New Alfa Romeo Tonale vs Range Rover Evoque

On paper, Alfa Romeo's new hybrid family SUV ticks all the right boxes. But now we've pitted it against one of the best of the breed to see how it stacks up in reality...

Alfa Romeo Tonale and Range Rover Evoque fronts

The contenders

NEW Alfa Romeo Tonale 1.3 PHEV Veloce

List price £48,495
Target Price £48,495

The Tonale comes from a marque that’s steeped in driver appeal, but does it deliver on the promise of its rakish looks, while ticking all the other family SUV boxes?

Range Rover Evoque P300e R-Dynamic S

List price £48,715
Target Price £47,499

Evoques are a deservedly common sight on the road, and this plug-in hybrid version has the bene t of fast charging. Can it hold up well enough to shrug its new rival off?

A sales rep interviewed for the insightful 1993 BBC documentary From A to B: Tales of Modern Motoring reckoned that the ‘i’ badge on his fuel-injected Vauxhall Cavalier’s bootlid denoted that he was important. Today, he would find the ‘I’ in ‘BIK’ of much greater consequence, because benefit-in-kind tax holds the key to determining exactly what kind of machine a company car driver can afford to put on their drive.

Still, that group has never had it so good, and it’s largely thanks to plug-in hybrid (PHEV) technology. Unlike regular hybrids, PHEVs can make entire trips on electric power alone, reducing emissions and, with it, BIK tax. The new Alfa Romeo Tonale and latest Range Rover Evoque both embrace this tech, bringing premium swagger without the high tax liability.

Alfa Romeo Tonale side

Here, the upstart Tonale gets off to a flying start over its older rival; it has a longer official electric range and sits in a lower tax band, plus it can be had in high-spec Veloce form for the price of an entry-level R-Dynamic S PHEV Evoque.

The Evoque, however, is a former What Car?

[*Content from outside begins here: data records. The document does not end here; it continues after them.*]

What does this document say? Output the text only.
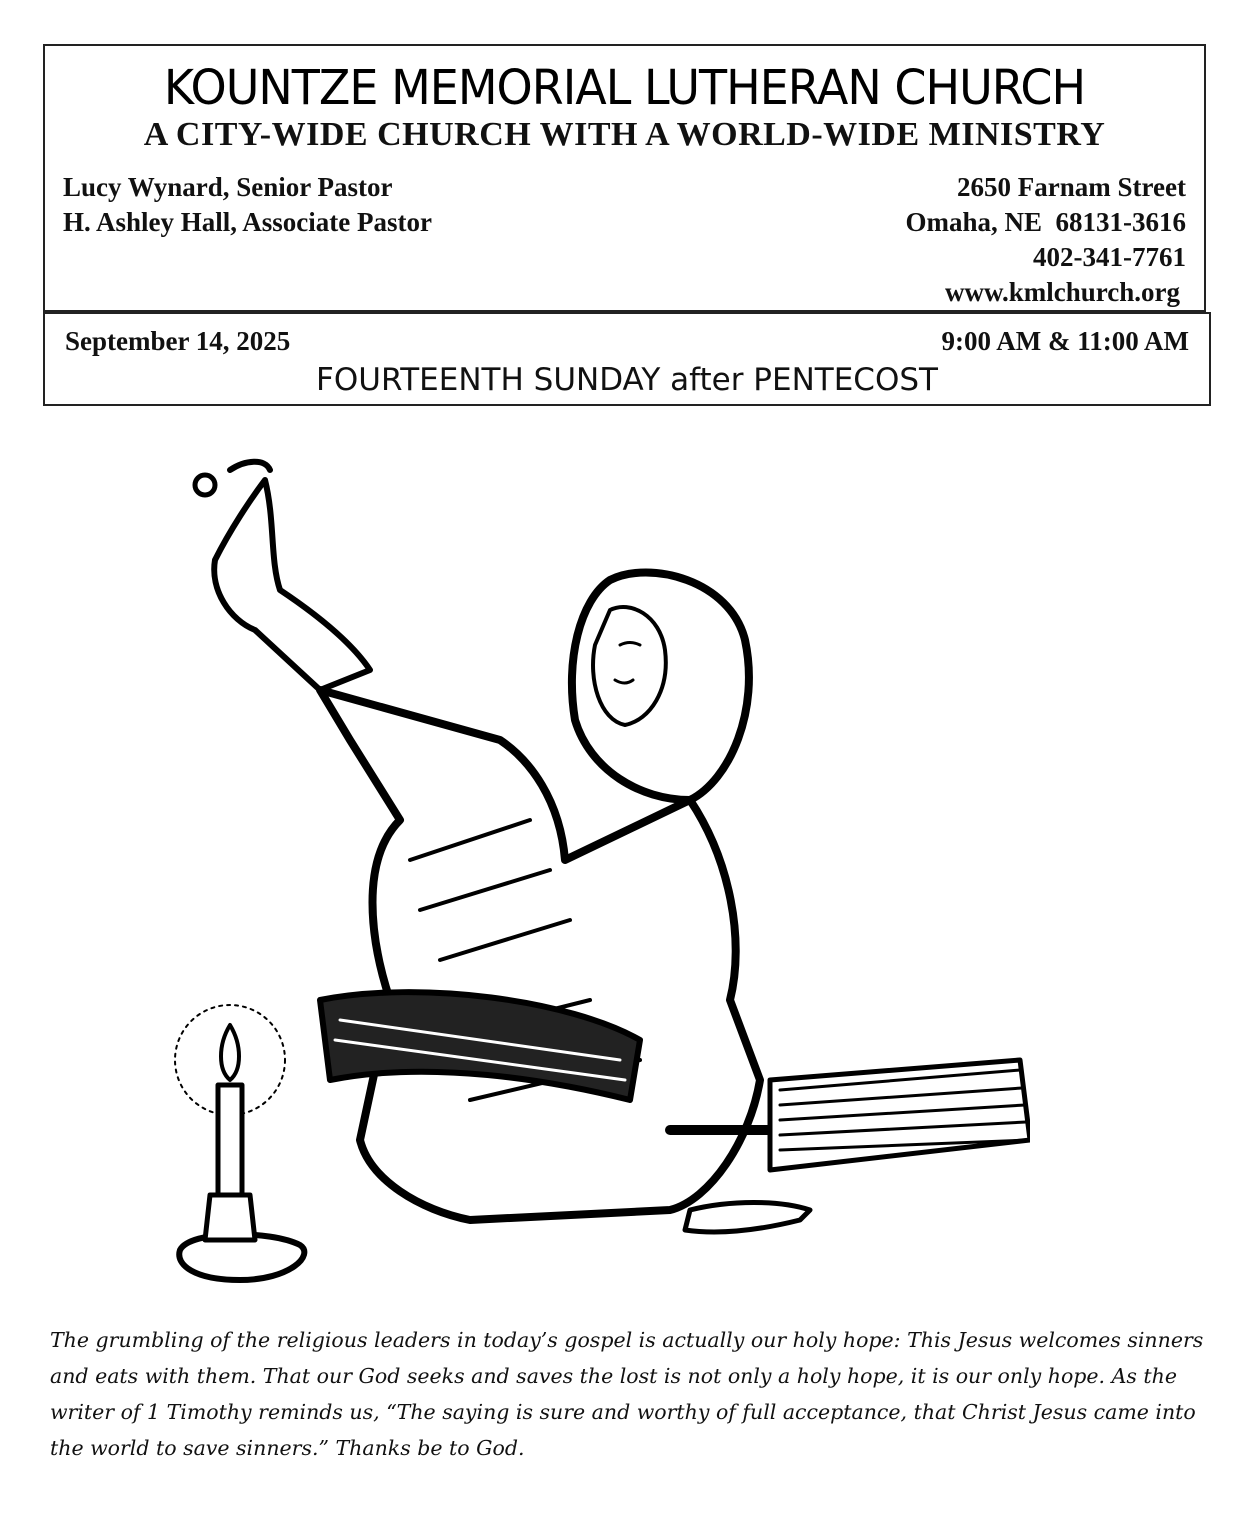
KOUNTZE MEMORIAL LUTHERAN CHURCH
A CITY-WIDE CHURCH WITH A WORLD-WIDE MINISTRY
Lucy Wynard, Senior Pastor
H. Ashley Hall, Associate Pastor
2650 Farnam Street
Omaha, NE  68131-3616
402-341-7761
www.kmlchurch.org
September 14, 2025	9:00 AM & 11:00 AM
FOURTEENTH SUNDAY after PENTECOST
The grumbling of the religious leaders in today’s gospel is actually our holy hope: This Jesus welcomes sinners and eats with them. That our God seeks and saves the lost is not only a holy hope, it is our only hope. As the writer of 1 Timothy reminds us, “The saying is sure and worthy of full acceptance, that Christ Jesus came into the world to save sinners.” Thanks be to God.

Family SUV of the Year, with quiet cruising manners, a luxurious interior and a plush ride among its fortes. So, can it see off the newcomer?


Performance, ride, handling, refinement

It’s important to know how far a PHEV will go on a full charge; you might not bother plugging it in at all if the battery range is disappointingly short.

Range Rover Evoque side

On a chilly spring morning with the temperature hovering around 10-12deg C, the Tonale’s slightly larger battery allowed it to cover 28.2 miles on battery power alone, versus 25.3 miles from the Evoque. That was on a test route that included a mixture of simulated urban, rural road and motorway driving, so you can expect a longer range if you’re mainly trundling around town, or less if you spend a lot of time on the motorway.

Neither car has any particular trouble getting up to 70mph in EV mode, but the electric motor of the Evoque feels a touch stronger, and that makes joining a fast-flowing motorway without calling on the petrol engine a breezier affair.

You might expect the 305bhp Evoque to be quicker off the line than the 276bhp Tonale, but with the engine and electric motor working together, the lighter Tonale actually pips the Evoque in the 0-60mph sprint by a few tenths of a second, taking 5.9sec.

Alfa Romeo Tonale rear

That said, you’re unlikely to notice much of a difference in real-world driving. From behind the wheel in typical motoring situations – such as accelerating from 50-70mph on the motorway – both cars are evenly matched.

The two can be split through corners, though – and not in the way Alfa Romeo, which has long traded on its sporting heritage, might hope for. It has sought to make the Tonale’s steering as quick and alert as that of the Alfa Romeo Giulia executive saloon, but in this case it’s much too light; as a result, you’re continually making little corrections on fast country roads.

That’s not the case in the Evoque. It may not have as much grip as the Tonale, due to its all-season tyres (these contributed towards the Evoque taking more than one and a half car lengths farther to stop from 70mph), but its steering is much more predictable and requires less concentration when driving swiftly. And while neither car leans as much in corners as some SUVs, the Evoque does so progressively; the Tonale lurches with every steering input.

Range Rover Evoque rear

The Evoque’s suspension is plush enough to soak up rough surface abrasions, yet taut enough to keep things settled over crests and compressions. Unlike the Evoque, the Tonale has adaptive suspension, and its sportiest Dynamic driving mode deals with vertical movements just as well as the Evoque’s conventional set-up. However, while you can soften the Tonale’s suspension at the press of a button, it can’t quite round off potholes or raised ironwork as adroitly as the Evoque’s.

Nor is the Tonale as quiet to travel in; overall interior noise levels were higher when measured at both 30mph and 70mph. This isn’t helped by the Tonale’s very gruff-sounding engine, which kicks up an interior resonance reminiscent of a diesel car when it’s running. The Evoque’s three-cylinder petrol engine is much quieter, and its eight-speed automatic gearbox changes gear seamlessly compared with the Tonale’s clunky six-speed auto.